There is no greater testament to the impact of a course than when a Nobles graduate commits to furthering their studies in that subject. A number of recent graduates are taking statistics in college or getting a minor or even a major in a statistics-related field. Arnav Harve ’23, a computer science major, shares that he appreciated “the energy and humor that characterized the class and the lessons learned through rigorous classes and fun projects, like surveying the school and analyzing our own datasets.” He adds, “Mr. Harvey was an incredible mentor for data-driven projects we undertook at the Nobleman, helping us understand how to convey insights from data responsibly and transparently.”

Yichen Ding ’23 shares the impact of a single problem from AP Statistics, the German tank problem, on her experience in the course and her decision to study math in college. In WWII, Allied statisticians used a clever technique to analyze the serial numbers on the wheels of captured German tanks to precisely estimate the number of tanks produced. Mr. Harvey challenges his students to solve this same problem. “It really brought out the creative problem-solving aspect of math that can sometimes be lost in high school math courses,” Ding explains. “One of the reasons I chose to study math in college is that I find problems like the German tank problem so interesting to ponder. It also helped me build a foundation for the proof-based math courses I currently take in college. Many of the problems Mr. Harvey presented in class were thought-provoking and kept me engaged, even outside of class. I’m grateful that Mr. Harvey’s AP Stats course introduced me to the more creative and rigorous aspects of math and statistics, which inspired me to pursue a major in this field.”

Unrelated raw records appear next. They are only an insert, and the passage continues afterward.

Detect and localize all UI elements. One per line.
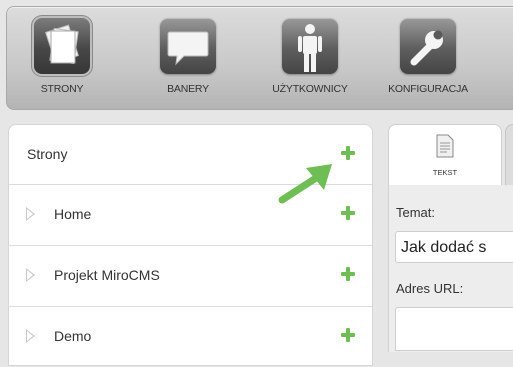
tab-next[interactable] [505,124,513,186]
add-subpage-button[interactable] [340,327,356,343]
url-label: Adres URL: [396,281,464,296]
toolbar-users-label: UŻYTKOWNICY [272,83,348,95]
subject-input[interactable]: Jak dodać s [395,231,513,263]
url-input[interactable] [395,307,513,351]
toolbar-settings-label: KONFIGURACJA [388,83,468,95]
add-subpage-button[interactable] [340,205,356,221]
add-subpage-button[interactable] [340,266,356,282]
page-item-label[interactable]: Projekt MiroCMS [54,267,160,283]
hint-arrow-icon [278,164,332,204]
expand-icon[interactable] [26,268,35,282]
subject-label: Temat: [396,205,436,220]
toolbar-pages-label: STRONY [40,83,84,95]
user-icon [282,18,338,74]
pages-icon [34,18,90,74]
speech-bubble-icon [160,18,216,74]
page-item-label[interactable]: Home [54,206,91,222]
expand-icon[interactable] [26,207,35,221]
toolbar-banners-label: BANERY [167,83,209,95]
document-icon [436,134,454,158]
expand-icon[interactable] [26,329,35,343]
toolbar-settings-button[interactable]: KONFIGURACJA [373,15,483,107]
add-root-page-button[interactable] [340,145,356,161]
editor-tabs: TEKST [388,124,513,187]
tab-text[interactable]: TEKST [388,124,502,187]
tab-text-label: TEKST [432,168,458,177]
main-toolbar: STRONY BANERY UŻYTKOWNICY KONFIGURACJA [6,6,513,110]
toolbar-users-button[interactable]: UŻYTKOWNICY [255,15,365,107]
toolbar-banners-button[interactable]: BANERY [133,15,243,107]
wrench-icon [400,18,456,74]
list-item[interactable]: Demo [9,307,372,367]
editor-form: Temat: Jak dodać s Adres URL: [388,185,513,352]
pages-panel-title: Strony [27,146,68,162]
toolbar-pages-button[interactable]: STRONY [7,15,117,107]
page-item-label[interactable]: Demo [54,328,91,344]
list-item[interactable]: Projekt MiroCMS [9,246,372,307]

Student engagement is a priority for Harvey, who is constantly working to ensure that the curriculum is both relevant and thought-provoking. “I think it is easier to engage students who maybe otherwise wouldn’t be engaged in a math class, just because it’s more applied,” he explains. “It can be more interesting. They never ask, why do I need to know this? And what I say to them at the beginning and the end is ‘I don’t expect that you will go out and use these methods in your daily life. I don’t need you to memorize what a two-sample t-test is for post-graduation. But I do expect that you will be a more shrewd consumer of information and data in your future life.” With a smile and a nod to the Harry Potter literary series about a school for magic, Harvey adds, “I sometimes call myself the ‘Defense Against the Dark Arts’ teacher.”